A good critic will place his personal bias away, because like and dislike have no place in critical thinking. Ironically enough it takes some sensitivity as well as logic to appreciate a good work of art, see how it communicates, how it does it differently from other works, what might make it more effective than another at this, etc. If everything is worth the same, then there is no need to push the boundaries forward and try to innovate, because all we do is doomed to be the same as what had been done before.
soulgrindr: I've played games with bad story, bad graphics, average gameplay, dumb ai, etc..
If objectivity is impossible, how can you claim that story or graphics can be bad?
soulgrindr: Objectivity in arts misses the point. (and someone looking for bad (or good) will usually find what they're looking for).
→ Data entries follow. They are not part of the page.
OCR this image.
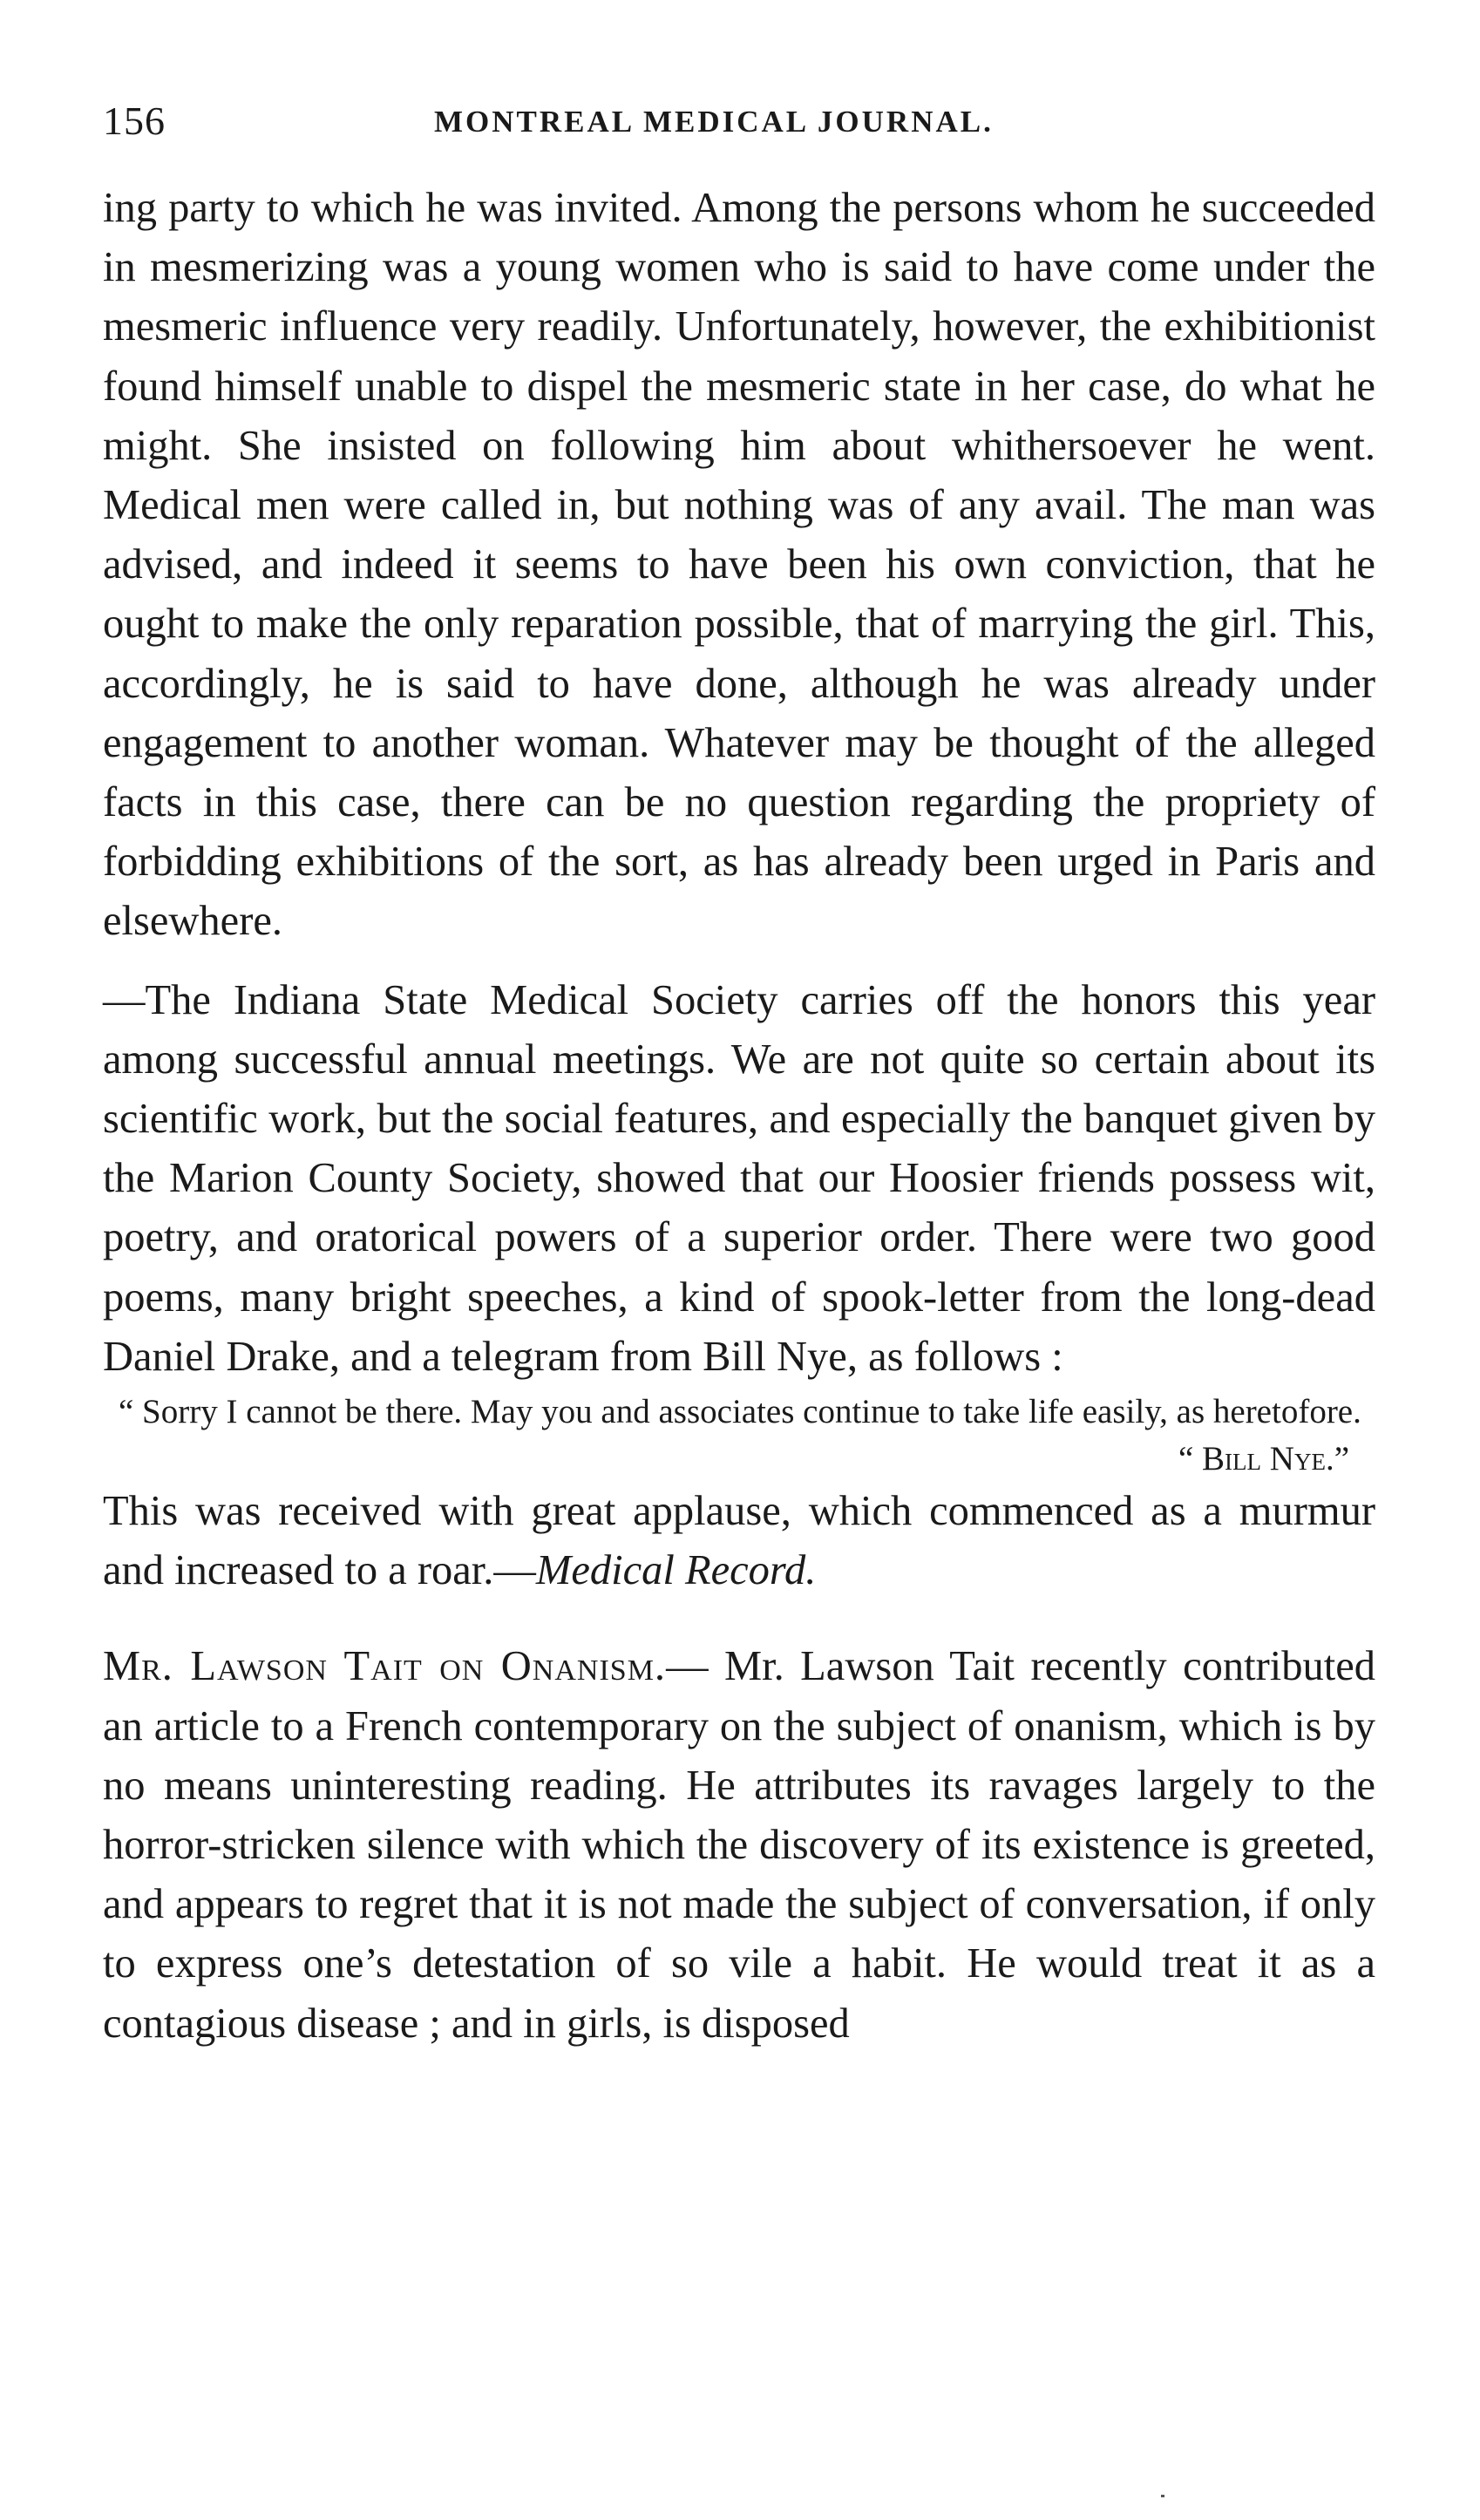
156	MONTREAL MEDICAL JOURNAL.

ing party to which he was invited. Among the persons whom he succeeded in mesmerizing was a young women who is said to have come under the mesmeric influence very readily. Unfortunately, however, the exhibitionist found himself unable to dispel the mesmeric state in her case, do what he might. She insisted on following him about whithersoever he went. Medical men were called in, but nothing was of any avail. The man was advised, and indeed it seems to have been his own conviction, that he ought to make the only reparation possible, that of marrying the girl. This, accordingly, he is said to have done, although he was already under engagement to another woman. Whatever may be thought of the alleged facts in this case, there can be no question regarding the propriety of forbidding exhibitions of the sort, as has already been urged in Paris and elsewhere.

—The Indiana State Medical Society carries off the honors this year among successful annual meetings. We are not quite so certain about its scientific work, but the social features, and especially the banquet given by the Marion County Society, showed that our Hoosier friends possess wit, poetry, and oratorical powers of a superior order. There were two good poems, many bright speeches, a kind of spook-letter from the long-dead Daniel Drake, and a telegram from Bill Nye, as follows :

“ Sorry I cannot be there. May you and associates continue to take life easily, as heretofore.

“ Bill Nye.”

This was received with great applause, which commenced as a murmur and increased to a roar.—Medical Record.

Mr. Lawson Tait on Onanism.— Mr. Lawson Tait recently contributed an article to a French contemporary on the subject of onanism, which is by no means uninteresting reading. He attributes its ravages largely to the horror-stricken silence with which the discovery of its existence is greeted, and appears to regret that it is not made the subject of conversation, if only to express one’s detestation of so vile a habit. He would treat it as a contagious disease ; and in girls, is disposed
Total objectivity doesn't exist, and that's why we can, and should, debate things but only if we are on the same level. Using only emotions is particularly worthless because emotions are fickle and very personal, which means that someone else might feel totally different emotions than those I feel in front of some work, or I may even feel different emotions at another part of my life due to some events. You can't build anything on that ground because it's not stable at all. The moment something is objectified, it will objectify everything else around it, giving some stable ground for comparison and discussion. But that requires some bit of work and thinking, something not everyone is ready to partake in.
Aliasalpha: It rather does, pretty much everything I've read about various forms of art can only agree on one solitary thing, that the goal is to create an emotional reaction in the audience. As long as we're each unique, there can be no realistically objective stance on anything artistic
Even lesser art can potentialy create a reaction in someone, because we are indeed different and come from various background. But does that make this lesser piece of art good? The primary function of art is communication and you can quantify how good or bad a piece of art does it. Simple exemple: if in a movie a character do something unbelievably stupid for no special reason — something the horror genre is very famous for — that's bad storytelling and it makes you care less about him because it is obvious he is only following the plot, but if a character acts in a believable way, people will probably care more about him because he will drive the plot forward. It's a lot of stuff like this that can help to critically appreciate something. In the end, it might not make you like or dislike something, that's based on emotions — and I have no problem admitting that I like a lot of crap! — but it allows you to separate greatness from mediocrity, innovation from stagnation. I'll even go further and say that I strongly believe that the more one avoids great works, the duller his senses become and prevent him from appreciating great works.
Delixe: By mentioning I was a fan and proving that It tells you that I was one of the people with the knives out ready to hate the games.
Ah, so you are a spokesperson of the people. Everything is clear now.